Not one to die wondering with the bat, he can bat just about anywhere, including as a pinch-hitting opener, though 5, 6 or 7 is a more likely scenario. Any possible international commitments are unlikely to affect his chances of playing the whole tournament.


Jos Buttler (Sydney Thunder)

If Willey is a successful T20 player for England, then Buttler is arguably England’s best-ever. Only Eoin Morgan (77) has played more than his 66 times for his country and one of the very few who can boast having had contracts in the IPL, Big Bash, Bangladeshi Premier League and the T20 Blast.

The thing about Buttler is that he scores in all parts of the ground. The other thing is that he scores incredibly quickly as his career strike rate of 144 shows. And 33 50s in this format suggest that he doesn’t just get his runs quickly, he also makes big scores.

A hugely valuable asset to any team seeing as he’s also one of the world’s best limited-overs wicket-keepers, he’ll probably open for the Thunder.
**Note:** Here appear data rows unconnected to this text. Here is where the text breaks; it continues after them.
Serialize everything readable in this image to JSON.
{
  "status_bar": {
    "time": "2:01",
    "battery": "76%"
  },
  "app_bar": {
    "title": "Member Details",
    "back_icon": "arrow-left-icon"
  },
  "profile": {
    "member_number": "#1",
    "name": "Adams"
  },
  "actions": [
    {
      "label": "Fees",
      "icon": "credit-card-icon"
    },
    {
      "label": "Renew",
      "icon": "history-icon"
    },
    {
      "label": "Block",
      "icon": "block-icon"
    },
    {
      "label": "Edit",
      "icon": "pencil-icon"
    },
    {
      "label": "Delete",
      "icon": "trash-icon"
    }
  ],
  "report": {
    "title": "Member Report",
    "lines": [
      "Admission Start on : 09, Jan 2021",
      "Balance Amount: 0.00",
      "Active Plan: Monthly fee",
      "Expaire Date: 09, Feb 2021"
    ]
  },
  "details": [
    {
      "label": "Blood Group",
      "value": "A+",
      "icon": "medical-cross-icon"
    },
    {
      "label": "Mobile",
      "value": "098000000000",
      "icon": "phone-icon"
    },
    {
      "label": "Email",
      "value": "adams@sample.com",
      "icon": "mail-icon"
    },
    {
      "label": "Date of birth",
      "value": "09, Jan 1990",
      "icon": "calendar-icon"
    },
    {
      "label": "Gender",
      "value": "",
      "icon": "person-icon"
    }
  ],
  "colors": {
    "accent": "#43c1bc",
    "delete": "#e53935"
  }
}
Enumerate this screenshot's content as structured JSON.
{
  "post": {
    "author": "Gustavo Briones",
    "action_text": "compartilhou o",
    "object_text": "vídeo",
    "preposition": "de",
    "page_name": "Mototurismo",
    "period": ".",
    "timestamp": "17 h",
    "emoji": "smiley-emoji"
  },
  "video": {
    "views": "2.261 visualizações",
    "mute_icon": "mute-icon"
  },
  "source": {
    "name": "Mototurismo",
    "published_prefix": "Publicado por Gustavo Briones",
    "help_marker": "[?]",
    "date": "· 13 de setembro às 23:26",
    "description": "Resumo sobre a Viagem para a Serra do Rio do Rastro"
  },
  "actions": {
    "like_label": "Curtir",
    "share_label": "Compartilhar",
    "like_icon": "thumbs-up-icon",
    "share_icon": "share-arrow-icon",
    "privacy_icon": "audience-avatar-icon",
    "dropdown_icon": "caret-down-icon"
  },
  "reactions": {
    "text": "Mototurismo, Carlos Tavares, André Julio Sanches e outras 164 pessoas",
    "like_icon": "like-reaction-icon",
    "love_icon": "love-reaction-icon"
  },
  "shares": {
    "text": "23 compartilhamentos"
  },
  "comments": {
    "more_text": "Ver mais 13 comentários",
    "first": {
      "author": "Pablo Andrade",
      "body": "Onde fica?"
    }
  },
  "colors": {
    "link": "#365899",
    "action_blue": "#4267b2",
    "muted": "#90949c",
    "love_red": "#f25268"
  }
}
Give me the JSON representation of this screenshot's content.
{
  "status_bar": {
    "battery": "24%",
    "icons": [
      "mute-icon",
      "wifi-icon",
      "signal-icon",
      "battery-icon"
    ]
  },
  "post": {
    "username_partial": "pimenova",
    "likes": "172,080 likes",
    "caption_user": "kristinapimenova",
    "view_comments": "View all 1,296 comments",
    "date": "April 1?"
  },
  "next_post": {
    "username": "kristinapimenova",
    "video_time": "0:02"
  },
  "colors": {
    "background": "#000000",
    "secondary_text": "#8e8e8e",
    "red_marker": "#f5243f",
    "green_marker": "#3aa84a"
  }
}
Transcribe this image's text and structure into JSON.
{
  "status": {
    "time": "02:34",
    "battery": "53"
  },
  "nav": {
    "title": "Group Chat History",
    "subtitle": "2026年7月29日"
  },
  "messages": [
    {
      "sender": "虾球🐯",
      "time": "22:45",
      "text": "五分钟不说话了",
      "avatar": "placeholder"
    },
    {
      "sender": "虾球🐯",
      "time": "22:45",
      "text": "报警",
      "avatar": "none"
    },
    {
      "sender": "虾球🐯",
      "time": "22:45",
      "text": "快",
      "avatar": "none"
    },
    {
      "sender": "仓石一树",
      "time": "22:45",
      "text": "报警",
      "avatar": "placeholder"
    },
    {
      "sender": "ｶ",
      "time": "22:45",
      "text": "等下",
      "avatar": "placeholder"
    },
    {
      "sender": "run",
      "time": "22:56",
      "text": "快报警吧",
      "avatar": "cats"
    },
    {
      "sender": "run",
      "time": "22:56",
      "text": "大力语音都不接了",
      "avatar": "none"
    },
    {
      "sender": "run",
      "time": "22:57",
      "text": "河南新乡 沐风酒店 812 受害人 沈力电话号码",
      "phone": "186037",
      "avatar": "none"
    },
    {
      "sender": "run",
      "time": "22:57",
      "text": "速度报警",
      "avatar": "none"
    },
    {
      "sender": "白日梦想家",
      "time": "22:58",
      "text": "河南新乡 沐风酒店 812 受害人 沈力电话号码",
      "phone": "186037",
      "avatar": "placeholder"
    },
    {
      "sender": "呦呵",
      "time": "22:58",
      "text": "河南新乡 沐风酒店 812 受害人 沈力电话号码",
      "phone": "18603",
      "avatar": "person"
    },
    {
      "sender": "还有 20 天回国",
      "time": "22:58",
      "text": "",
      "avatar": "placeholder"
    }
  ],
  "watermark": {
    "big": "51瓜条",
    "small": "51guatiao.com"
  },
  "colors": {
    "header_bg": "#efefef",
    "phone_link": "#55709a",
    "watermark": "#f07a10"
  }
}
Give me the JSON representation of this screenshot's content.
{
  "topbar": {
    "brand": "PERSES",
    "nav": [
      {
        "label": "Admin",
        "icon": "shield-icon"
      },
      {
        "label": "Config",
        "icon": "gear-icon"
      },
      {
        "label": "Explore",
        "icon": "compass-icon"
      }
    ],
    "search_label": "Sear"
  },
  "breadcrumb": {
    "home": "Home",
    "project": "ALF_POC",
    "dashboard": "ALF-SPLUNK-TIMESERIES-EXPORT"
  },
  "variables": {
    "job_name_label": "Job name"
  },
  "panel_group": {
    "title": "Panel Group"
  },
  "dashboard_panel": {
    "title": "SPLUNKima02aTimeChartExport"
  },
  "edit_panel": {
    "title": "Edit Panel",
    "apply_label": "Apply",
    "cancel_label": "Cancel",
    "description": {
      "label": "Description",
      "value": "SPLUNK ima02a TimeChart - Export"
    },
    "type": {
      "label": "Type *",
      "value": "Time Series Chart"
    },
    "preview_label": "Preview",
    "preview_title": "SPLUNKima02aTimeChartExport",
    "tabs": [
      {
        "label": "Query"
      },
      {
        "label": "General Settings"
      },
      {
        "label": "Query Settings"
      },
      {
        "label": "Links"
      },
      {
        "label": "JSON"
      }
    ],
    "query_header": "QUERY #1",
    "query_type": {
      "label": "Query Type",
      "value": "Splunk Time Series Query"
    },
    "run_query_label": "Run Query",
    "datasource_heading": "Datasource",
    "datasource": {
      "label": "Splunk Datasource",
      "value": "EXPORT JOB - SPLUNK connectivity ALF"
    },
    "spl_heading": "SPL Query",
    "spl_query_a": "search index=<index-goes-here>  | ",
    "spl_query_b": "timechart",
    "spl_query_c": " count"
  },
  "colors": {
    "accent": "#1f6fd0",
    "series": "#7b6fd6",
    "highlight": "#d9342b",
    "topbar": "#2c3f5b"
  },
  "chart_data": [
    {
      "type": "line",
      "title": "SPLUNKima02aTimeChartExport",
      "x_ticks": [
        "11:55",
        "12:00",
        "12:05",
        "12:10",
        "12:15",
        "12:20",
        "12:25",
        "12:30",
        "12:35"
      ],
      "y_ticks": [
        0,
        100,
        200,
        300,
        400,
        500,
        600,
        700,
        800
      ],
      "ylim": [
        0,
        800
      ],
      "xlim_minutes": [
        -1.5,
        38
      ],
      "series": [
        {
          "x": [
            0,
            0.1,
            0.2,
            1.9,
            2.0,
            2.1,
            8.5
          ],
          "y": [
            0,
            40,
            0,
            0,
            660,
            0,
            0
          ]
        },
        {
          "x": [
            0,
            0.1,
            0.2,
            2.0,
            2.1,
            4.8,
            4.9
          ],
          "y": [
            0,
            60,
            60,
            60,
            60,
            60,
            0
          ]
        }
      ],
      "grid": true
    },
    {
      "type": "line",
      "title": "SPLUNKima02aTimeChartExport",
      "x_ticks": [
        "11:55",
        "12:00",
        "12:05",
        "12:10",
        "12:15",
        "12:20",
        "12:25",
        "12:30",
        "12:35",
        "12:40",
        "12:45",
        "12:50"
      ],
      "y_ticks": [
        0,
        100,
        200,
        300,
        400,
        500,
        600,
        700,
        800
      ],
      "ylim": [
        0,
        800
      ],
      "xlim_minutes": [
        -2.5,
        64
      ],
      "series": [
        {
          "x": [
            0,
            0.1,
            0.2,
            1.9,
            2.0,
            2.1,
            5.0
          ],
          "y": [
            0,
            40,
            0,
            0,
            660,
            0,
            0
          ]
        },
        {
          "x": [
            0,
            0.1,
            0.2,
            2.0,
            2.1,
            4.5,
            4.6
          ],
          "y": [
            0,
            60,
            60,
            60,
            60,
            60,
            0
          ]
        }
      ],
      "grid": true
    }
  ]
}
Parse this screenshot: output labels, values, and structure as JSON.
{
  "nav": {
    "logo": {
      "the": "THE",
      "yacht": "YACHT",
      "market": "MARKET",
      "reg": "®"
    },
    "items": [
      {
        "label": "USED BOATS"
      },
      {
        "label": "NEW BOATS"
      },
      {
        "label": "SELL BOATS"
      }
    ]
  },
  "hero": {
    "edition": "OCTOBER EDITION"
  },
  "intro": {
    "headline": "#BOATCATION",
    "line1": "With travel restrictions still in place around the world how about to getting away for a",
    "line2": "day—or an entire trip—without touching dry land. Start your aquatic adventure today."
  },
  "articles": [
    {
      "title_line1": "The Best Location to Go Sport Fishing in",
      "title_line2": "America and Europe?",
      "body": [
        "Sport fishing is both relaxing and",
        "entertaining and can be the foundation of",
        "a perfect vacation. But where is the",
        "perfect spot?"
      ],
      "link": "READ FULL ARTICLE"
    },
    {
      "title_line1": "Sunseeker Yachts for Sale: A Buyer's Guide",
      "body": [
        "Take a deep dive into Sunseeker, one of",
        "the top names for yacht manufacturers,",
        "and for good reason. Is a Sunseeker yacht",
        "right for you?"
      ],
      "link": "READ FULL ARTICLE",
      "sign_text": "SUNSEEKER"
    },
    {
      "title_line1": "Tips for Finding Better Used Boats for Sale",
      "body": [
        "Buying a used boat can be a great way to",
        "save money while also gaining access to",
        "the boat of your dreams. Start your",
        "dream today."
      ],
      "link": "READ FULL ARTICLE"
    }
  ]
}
If he’d been around for the whole thing he could have been a genuine contender for Big Bash top runscorer.

Not to mention making the Thunder serious Big Bash contenders.


Joe Root (Sydney Thunder)

Root has made no secret of his desire to play in the IPL but for the time being, he’ll have to settle for the Big Bash, his first-ever appearance in a domestic T20 competition outside England. His reasoning for wanting to play is a desire to remain a fixture in England’s T20 set-up, something he’s not guaranteed at present with so many other capable top or middle-order batsmen in England’s ranks, including of course Buttler. The more he plays at this level, the better the player he’ll be, is the thinking.

Root is a good example of how there are many ways to skin a cat when it comes to a T20 innings. He’ll nurdle the ball around, run hard, punish bad balls and only really lash out when well set or when he really needs to. He’ll bat at three or four.

The Thunder have a problem, though. These two are only available till just before the end of the Group stages. They’ll leave a big hole to fill when they report for England duty. Englishman Chris Jordan and Kiwi Anton Devcich are their replacements but neither are particularly inspiring.